Oxidative stress is defined as a disturbance in the balance between the production of reactive oxygen species (free radicals) and antioxidant defenses [19]. Normal cell function includes the free radical production that occurs in all cells of the body. Excess free radical production originating from exogenous or endogenous sources contributes to development of many diseases including skin cancers [20]. An increased amount of oxidants causes chronic inflammation, collagen fragmentation and disruption in skin cell functions causing skin cancer. Oxidative stress also participates of carcinogenesis process [21]. Sander and colleagues explains that melanoma cells presents increased oxidative stress. This could cause tissue damage and lead to metastasis.

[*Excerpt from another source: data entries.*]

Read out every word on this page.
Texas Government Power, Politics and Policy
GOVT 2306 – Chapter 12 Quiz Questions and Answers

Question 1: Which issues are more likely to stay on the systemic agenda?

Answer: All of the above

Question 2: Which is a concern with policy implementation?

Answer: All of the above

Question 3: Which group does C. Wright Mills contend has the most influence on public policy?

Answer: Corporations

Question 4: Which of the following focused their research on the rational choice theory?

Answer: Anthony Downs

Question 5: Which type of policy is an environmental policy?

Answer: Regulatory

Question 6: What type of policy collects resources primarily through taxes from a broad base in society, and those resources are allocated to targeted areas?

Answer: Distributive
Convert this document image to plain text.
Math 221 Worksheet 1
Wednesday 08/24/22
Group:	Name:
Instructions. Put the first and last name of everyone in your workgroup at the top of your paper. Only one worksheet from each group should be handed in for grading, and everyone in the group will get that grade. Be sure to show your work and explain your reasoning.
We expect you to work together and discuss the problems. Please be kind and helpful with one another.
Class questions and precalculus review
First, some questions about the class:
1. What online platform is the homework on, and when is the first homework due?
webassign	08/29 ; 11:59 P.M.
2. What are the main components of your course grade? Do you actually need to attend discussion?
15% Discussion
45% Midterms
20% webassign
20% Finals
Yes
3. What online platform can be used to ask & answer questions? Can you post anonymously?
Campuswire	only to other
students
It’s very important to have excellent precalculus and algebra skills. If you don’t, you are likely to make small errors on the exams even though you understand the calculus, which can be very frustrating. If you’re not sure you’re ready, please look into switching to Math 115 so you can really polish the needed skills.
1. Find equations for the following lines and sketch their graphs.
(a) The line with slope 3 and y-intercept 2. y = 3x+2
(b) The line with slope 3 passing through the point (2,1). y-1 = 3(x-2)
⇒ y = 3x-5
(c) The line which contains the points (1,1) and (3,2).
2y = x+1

While in non-melanoma skin cancer, the reduction of the antioxidants defense caused by chronic UV exposure contributes to the complex and multistep carcinogenesis [22].

Antioxidants functions include lowering oxidative stress, DNA damage, and malignant transformation. They attenuate the damaging effects of ROS and impair and/or reverse many of the events that contribute to epidermal toxicity and disease and can lower the incidence of certain types of cancer such as skin cancers [23, 24]. Different types of oral or topical exogenous antioxidants have been studied as adjuvants to skin cancer prevention [25]. Some examples include β-carotene, vitamin C, vitamin E, caffeine, retinoids, green tea, glutathione and silymarin [24, 25].

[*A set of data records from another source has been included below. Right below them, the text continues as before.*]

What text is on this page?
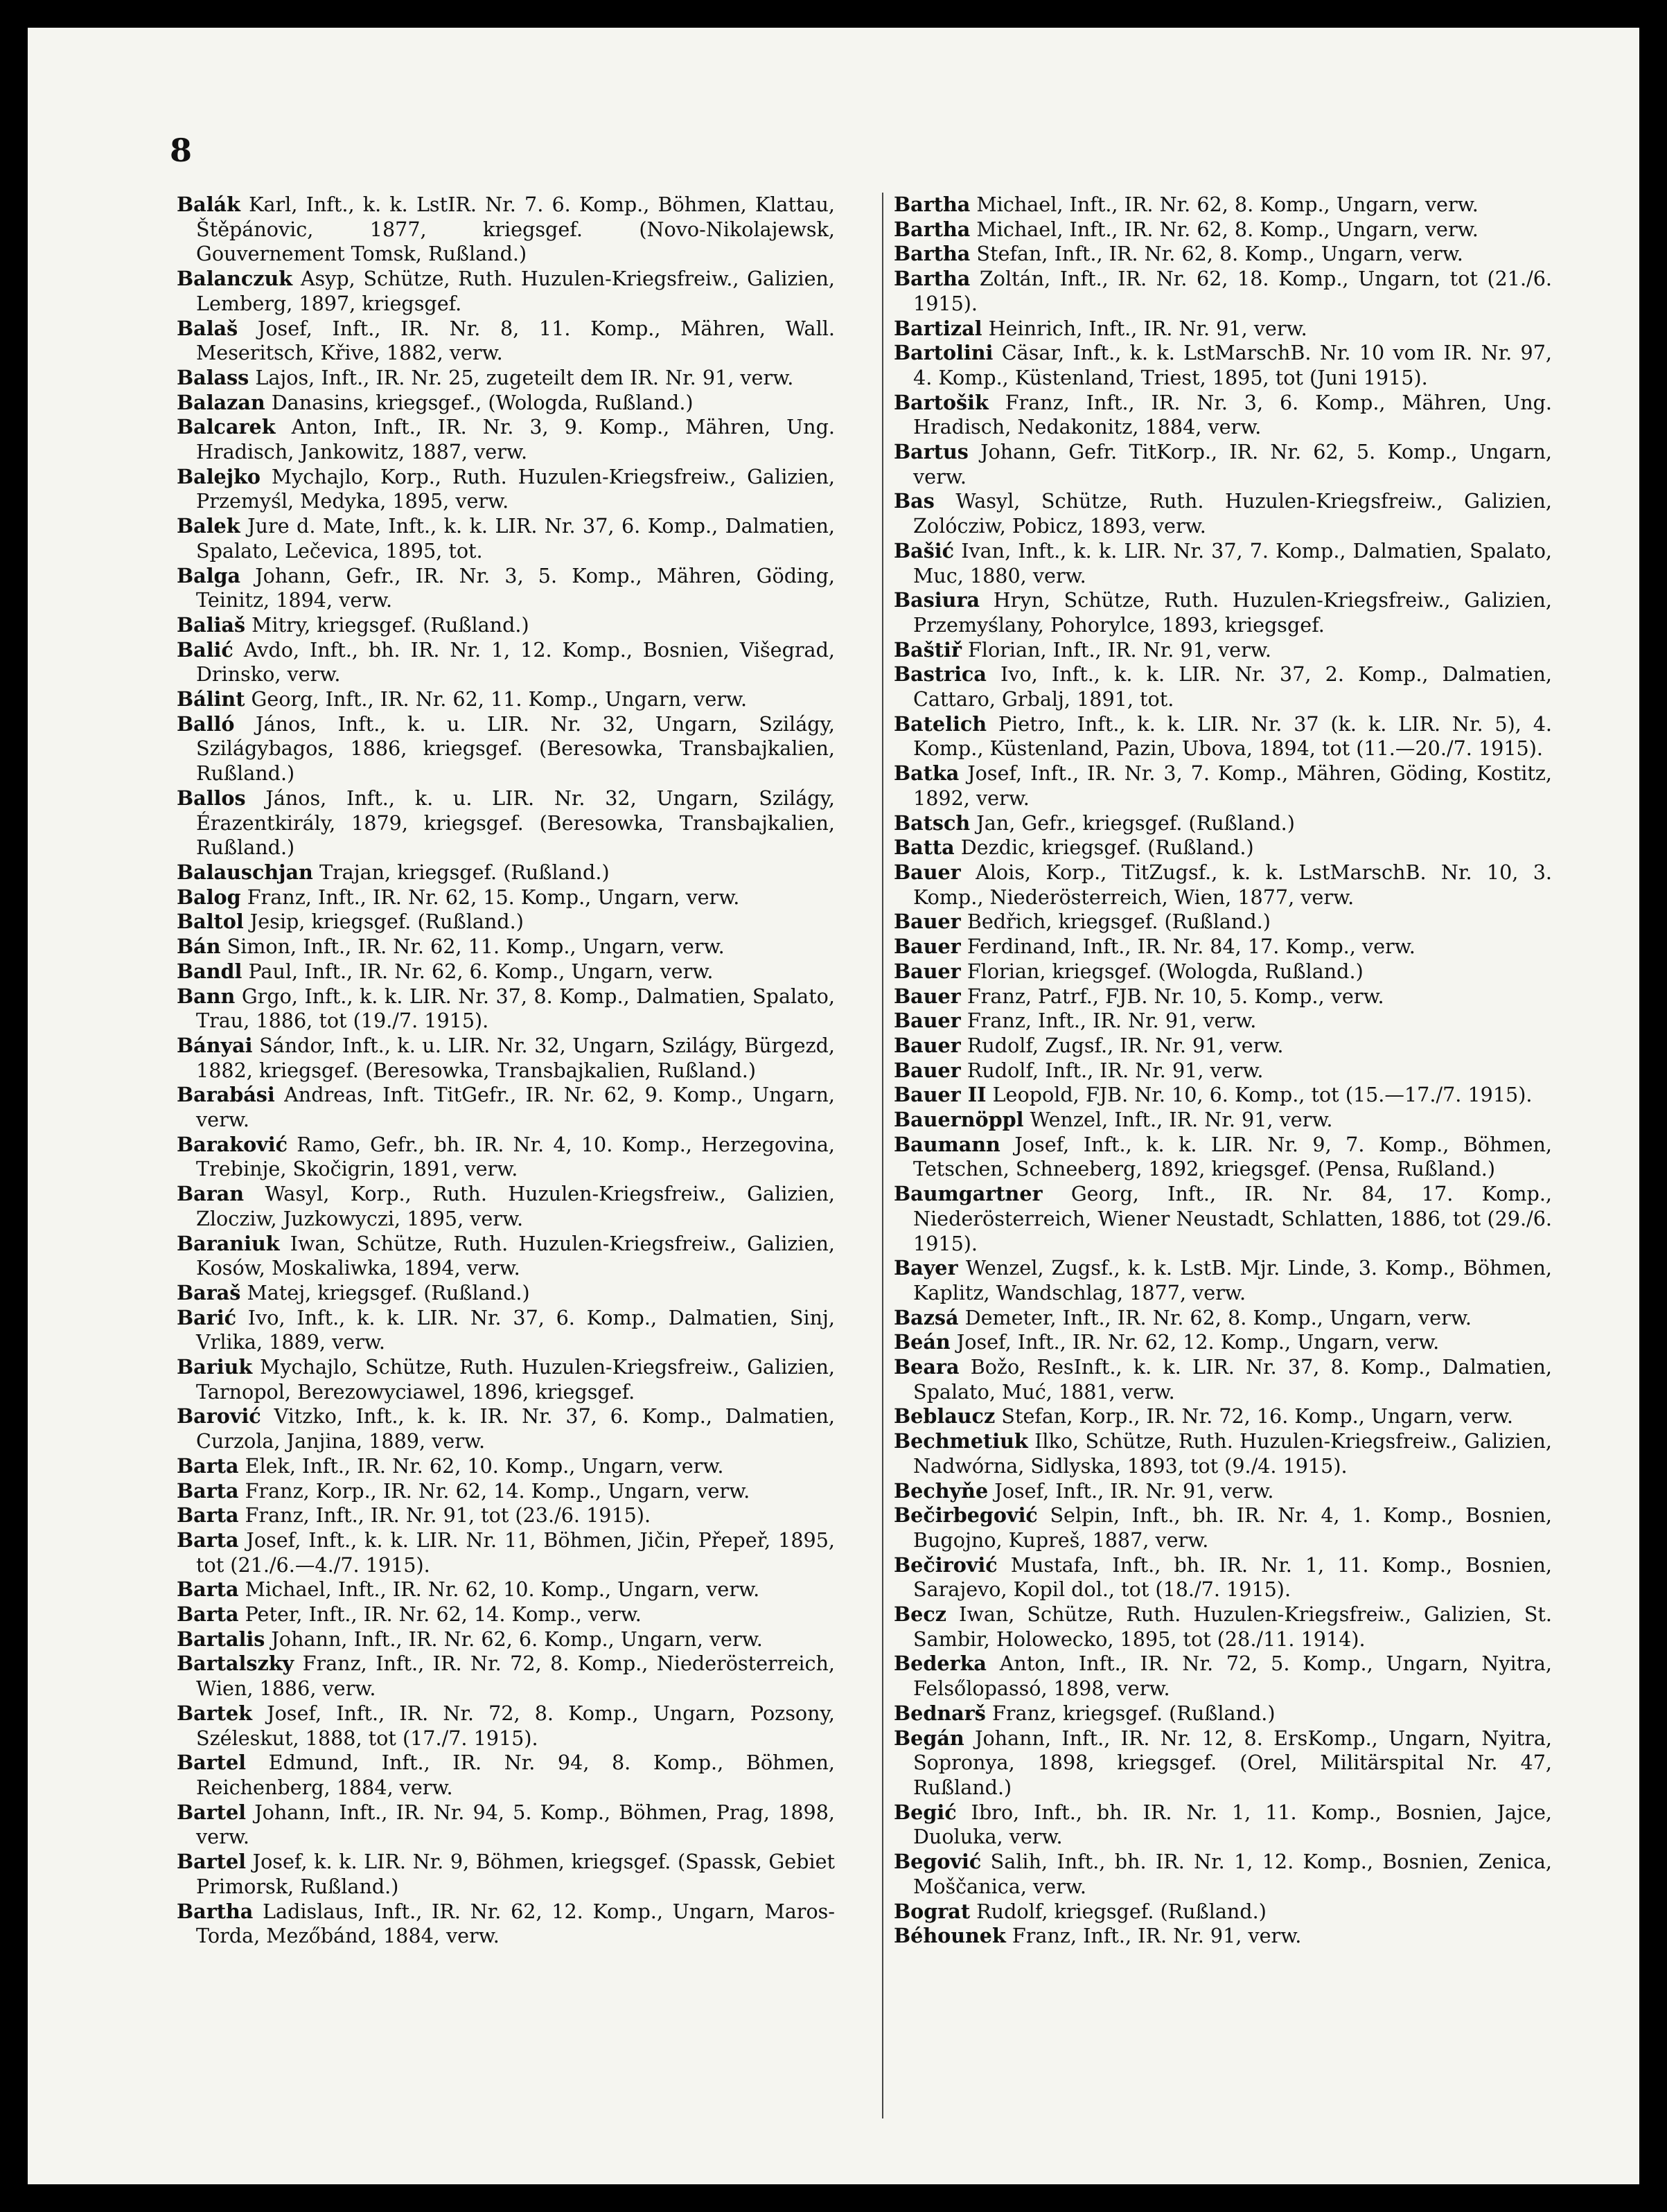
8

Balák Karl, Inft., k. k. LstIR. Nr. 7. 6. Komp., Böhmen, Klattau, Štěpánovic, 1877, kriegsgef. (Novo-Nikolajewsk, Gouvernement Tomsk, Rußland.)

Balanczuk Asyp, Schütze, Ruth. Huzulen-Kriegsfreiw., Galizien, Lemberg, 1897, kriegsgef.

Balaš Josef, Inft., IR. Nr. 8, 11. Komp., Mähren, Wall. Meseritsch, Křive, 1882, verw.

Balass Lajos, Inft., IR. Nr. 25, zugeteilt dem IR. Nr. 91, verw.

Balazan Danasins, kriegsgef., (Wologda, Rußland.)

Balcarek Anton, Inft., IR. Nr. 3, 9. Komp., Mähren, Ung. Hradisch, Jankowitz, 1887, verw.

Balejko Mychajlo, Korp., Ruth. Huzulen-Kriegsfreiw., Galizien, Przemyśl, Medyka, 1895, verw.

Balek Jure d. Mate, Inft., k. k. LIR. Nr. 37, 6. Komp., Dalmatien, Spalato, Lečevica, 1895, tot.

Balga Johann, Gefr., IR. Nr. 3, 5. Komp., Mähren, Göding, Teinitz, 1894, verw.

Baliaš Mitry, kriegsgef. (Rußland.)

Balić Avdo, Inft., bh. IR. Nr. 1, 12. Komp., Bosnien, Višegrad, Drinsko, verw.

Bálint Georg, Inft., IR. Nr. 62, 11. Komp., Ungarn, verw.

Balló János, Inft., k. u. LIR. Nr. 32, Ungarn, Szilágy, Szilágybagos, 1886, kriegsgef. (Beresowka, Transbajkalien, Rußland.)

Ballos János, Inft., k. u. LIR. Nr. 32, Ungarn, Szilágy, Érazentkirály, 1879, kriegsgef. (Beresowka, Transbajkalien, Rußland.)

Balauschjan Trajan, kriegsgef. (Rußland.)

Balog Franz, Inft., IR. Nr. 62, 15. Komp., Ungarn, verw.

Baltol Jesip, kriegsgef. (Rußland.)

Bán Simon, Inft., IR. Nr. 62, 11. Komp., Ungarn, verw.

Bandl Paul, Inft., IR. Nr. 62, 6. Komp., Ungarn, verw.

Bann Grgo, Inft., k. k. LIR. Nr. 37, 8. Komp., Dalmatien, Spalato, Trau, 1886, tot (19./7. 1915).

Bányai Sándor, Inft., k. u. LIR. Nr. 32, Ungarn, Szilágy, Bürgezd, 1882, kriegsgef. (Beresowka, Transbajkalien, Rußland.)

Barabási Andreas, Inft. TitGefr., IR. Nr. 62, 9. Komp., Ungarn, verw.

Baraković Ramo, Gefr., bh. IR. Nr. 4, 10. Komp., Herzegovina, Trebinje, Skočigrin, 1891, verw.

Baran Wasyl, Korp., Ruth. Huzulen-Kriegsfreiw., Galizien, Zlocziw, Juzkowyczi, 1895, verw.

Baraniuk Iwan, Schütze, Ruth. Huzulen-Kriegsfreiw., Galizien, Kosów, Moskaliwka, 1894, verw.

Baraš Matej, kriegsgef. (Rußland.)

Barić Ivo, Inft., k. k. LIR. Nr. 37, 6. Komp., Dalmatien, Sinj, Vrlika, 1889, verw.

Bariuk Mychajlo, Schütze, Ruth. Huzulen-Kriegsfreiw., Galizien, Tarnopol, Berezowyciawel, 1896, kriegsgef.

Barović Vitzko, Inft., k. k. IR. Nr. 37, 6. Komp., Dalmatien, Curzola, Janjina, 1889, verw.

Barta Elek, Inft., IR. Nr. 62, 10. Komp., Ungarn, verw.

Barta Franz, Korp., IR. Nr. 62, 14. Komp., Ungarn, verw.

Barta Franz, Inft., IR. Nr. 91, tot (23./6. 1915).

Barta Josef, Inft., k. k. LIR. Nr. 11, Böhmen, Jičin, Přepeř, 1895, tot (21./6.—4./7. 1915).

Barta Michael, Inft., IR. Nr. 62, 10. Komp., Ungarn, verw.

Barta Peter, Inft., IR. Nr. 62, 14. Komp., verw.

Bartalis Johann, Inft., IR. Nr. 62, 6. Komp., Ungarn, verw.

Bartalszky Franz, Inft., IR. Nr. 72, 8. Komp., Niederösterreich, Wien, 1886, verw.

Bartek Josef, Inft., IR. Nr. 72, 8. Komp., Ungarn, Pozsony, Széleskut, 1888, tot (17./7. 1915).

Bartel Edmund, Inft., IR. Nr. 94, 8. Komp., Böhmen, Reichenberg, 1884, verw.

Bartel Johann, Inft., IR. Nr. 94, 5. Komp., Böhmen, Prag, 1898, verw.

Bartel Josef, k. k. LIR. Nr. 9, Böhmen, kriegsgef. (Spassk, Gebiet Primorsk, Rußland.)

Bartha Ladislaus, Inft., IR. Nr. 62, 12. Komp., Ungarn, Maros-Torda, Mezőbánd, 1884, verw.

Bartha Michael, Inft., IR. Nr. 62, 8. Komp., Ungarn, verw.

Bartha Michael, Inft., IR. Nr. 62, 8. Komp., Ungarn, verw.

Bartha Stefan, Inft., IR. Nr. 62, 8. Komp., Ungarn, verw.

Bartha Zoltán, Inft., IR. Nr. 62, 18. Komp., Ungarn, tot (21./6. 1915).

Bartizal Heinrich, Inft., IR. Nr. 91, verw.

Bartolini Cäsar, Inft., k. k. LstMarschB. Nr. 10 vom IR. Nr. 97, 4. Komp., Küstenland, Triest, 1895, tot (Juni 1915).

Bartošik Franz, Inft., IR. Nr. 3, 6. Komp., Mähren, Ung. Hradisch, Nedakonitz, 1884, verw.

Bartus Johann, Gefr. TitKorp., IR. Nr. 62, 5. Komp., Ungarn, verw.

Bas Wasyl, Schütze, Ruth. Huzulen-Kriegsfreiw., Galizien, Zolócziw, Pobicz, 1893, verw.

Bašić Ivan, Inft., k. k. LIR. Nr. 37, 7. Komp., Dalmatien, Spalato, Muc, 1880, verw.

Basiura Hryn, Schütze, Ruth. Huzulen-Kriegsfreiw., Galizien, Przemyślany, Pohorylce, 1893, kriegsgef.

Baštiř Florian, Inft., IR. Nr. 91, verw.

Bastrica Ivo, Inft., k. k. LIR. Nr. 37, 2. Komp., Dalmatien, Cattaro, Grbalj, 1891, tot.

Batelich Pietro, Inft., k. k. LIR. Nr. 37 (k. k. LIR. Nr. 5), 4. Komp., Küstenland, Pazin, Ubova, 1894, tot (11.—20./7. 1915).

Batka Josef, Inft., IR. Nr. 3, 7. Komp., Mähren, Göding, Kostitz, 1892, verw.

Batsch Jan, Gefr., kriegsgef. (Rußland.)

Batta Dezdic, kriegsgef. (Rußland.)

Bauer Alois, Korp., TitZugsf., k. k. LstMarschB. Nr. 10, 3. Komp., Niederösterreich, Wien, 1877, verw.

Bauer Bedřich, kriegsgef. (Rußland.)

Bauer Ferdinand, Inft., IR. Nr. 84, 17. Komp., verw.

Bauer Florian, kriegsgef. (Wologda, Rußland.)

Bauer Franz, Patrf., FJB. Nr. 10, 5. Komp., verw.

Bauer Franz, Inft., IR. Nr. 91, verw.

Bauer Rudolf, Zugsf., IR. Nr. 91, verw.

Bauer Rudolf, Inft., IR. Nr. 91, verw.

Bauer II Leopold, FJB. Nr. 10, 6. Komp., tot (15.—17./7. 1915).

Bauernöppl Wenzel, Inft., IR. Nr. 91, verw.

Baumann Josef, Inft., k. k. LIR. Nr. 9, 7. Komp., Böhmen, Tetschen, Schneeberg, 1892, kriegsgef. (Pensa, Rußland.)

Baumgartner Georg, Inft., IR. Nr. 84, 17. Komp., Niederösterreich, Wiener Neustadt, Schlatten, 1886, tot (29./6. 1915).

Bayer Wenzel, Zugsf., k. k. LstB. Mjr. Linde, 3. Komp., Böhmen, Kaplitz, Wandschlag, 1877, verw.

Bazsá Demeter, Inft., IR. Nr. 62, 8. Komp., Ungarn, verw.

Beán Josef, Inft., IR. Nr. 62, 12. Komp., Ungarn, verw.

Beara Božo, ResInft., k. k. LIR. Nr. 37, 8. Komp., Dalmatien, Spalato, Muć, 1881, verw.

Beblaucz Stefan, Korp., IR. Nr. 72, 16. Komp., Ungarn, verw.

Bechmetiuk Ilko, Schütze, Ruth. Huzulen-Kriegsfreiw., Galizien, Nadwórna, Sidlyska, 1893, tot (9./4. 1915).

Bechyňe Josef, Inft., IR. Nr. 91, verw.

Bečirbegović Selpin, Inft., bh. IR. Nr. 4, 1. Komp., Bosnien, Bugojno, Kupreš, 1887, verw.

Bečirović Mustafa, Inft., bh. IR. Nr. 1, 11. Komp., Bosnien, Sarajevo, Kopil dol., tot (18./7. 1915).

Becz Iwan, Schütze, Ruth. Huzulen-Kriegsfreiw., Galizien, St. Sambir, Holowecko, 1895, tot (28./11. 1914).

Bederka Anton, Inft., IR. Nr. 72, 5. Komp., Ungarn, Nyitra, Felsőlopassó, 1898, verw.

Bednarš Franz, kriegsgef. (Rußland.)

Begán Johann, Inft., IR. Nr. 12, 8. ErsKomp., Ungarn, Nyitra, Sopronya, 1898, kriegsgef. (Orel, Militärspital Nr. 47, Rußland.)

Begić Ibro, Inft., bh. IR. Nr. 1, 11. Komp., Bosnien, Jajce, Duoluka, verw.

Begović Salih, Inft., bh. IR. Nr. 1, 12. Komp., Bosnien, Zenica, Moščanica, verw.

Bograt Rudolf, kriegsgef. (Rußland.)

Béhounek Franz, Inft., IR. Nr. 91, verw.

The emotional stress of receiving the diagnosis of skin cancer, the fear of recurrence and treatment implications can create new or worsen preexisting psychological stress [26].

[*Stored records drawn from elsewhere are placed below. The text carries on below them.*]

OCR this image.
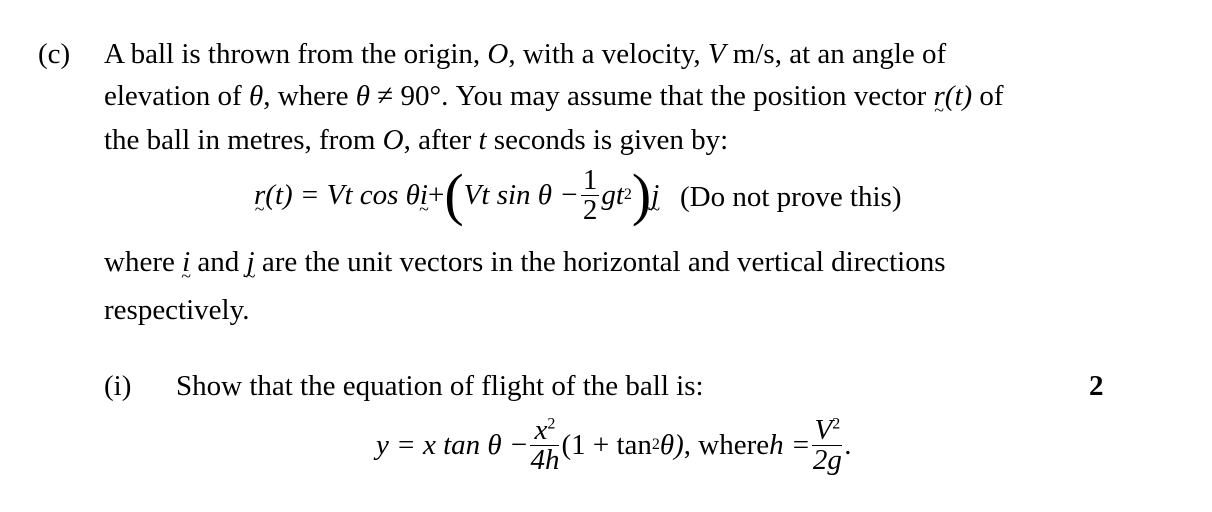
(c) A ball is thrown from the origin, O, with a velocity, V m/s, at an angle of
elevation of θ, where θ ≠ 90°. You may assume that the position vector r ~(t) of
the ball in metres, from O, after t seconds is given by:
r ~ (t) = Vt cos θ i ~ + ( Vt $\sin \theta - \frac{1}{2}$ gt 2 ) j ~ (Do not prove this)
where i ~ and j ~ are the unit vectors in the horizontal and vertical directions
respectively.
(i) Show that the equation of flight of the ball is:	2
y = x $\tan \theta - \frac{x^2}{4h} (1 + \tan 2$ θ) , where $h = \frac{V^2}{2g}$ .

Melanoma is the leading cause of death from skin diseases. França et al. explains that the possibility of recurrence, metastasis, and mortality levels related to this type of skin cancer is responsible for psychological distress [27]. Approximately 30 % of all patients diagnosed with this type of cancer report levels of psychological distress indicative of the need for clinical intervention. Risk factors for distress include younger age, female sex, lower education, visibility of affected body site, lack of social support, and negative appraisal of melanoma [28].

The emotional impact of melanoma can be profound and long lasting and severely impact patients and family members quality of life [29]. Baesley et al. performed a study with 386 patients and found that 32 % had anxiety and 15 % had depression. Forty-six percent of patients reported unmet needs. The three highest needs were for help with fears about cancer spreading (17 %), information about risk of recurrence (17 %) and outcomes when spread occurred (16 %). These authors emphasize the need to provide further melanoma specific information and better support with psychological concerns [30]. Erim et al. investigated anxiety, posttraumatic stress, and fear of cancer progression in a group of 70 patients with malignant melanoma who attended cancer aftercare. These patients were surveyed using the psychometric instruments Hospital Anxiety and Depression Scale (HADS), Posttraumatic Symptom Scale (PTSS-10), and Fear of Progression Questionnaire (FoP-Q). The researchers reported that the scores for the three anxiety parameters were low, but 7 % of the patients presented an increased HADS score, and 17 % an increased PTSS-10 value. These patients should receive the support indicated for their specific distress. Another finding in this study was that patients feared physical disabilities more than mental distress or lack of social support [31].

Dermatologists must be trained to identify patient’s needs and to screen the one’s that need further psychological support [32]. Patients who are younger, with lower educational levels, distressed and socially isolated are part of group risk for developing more psychological problems [33]. Anxiety and depression symptoms may persist many years after the treatment of melanoma. According to Beutel et al. patients may continue experiencing distress and reduced quality of life predicted by fear of recurrence, lack of social support, pessimism and self- blame [34].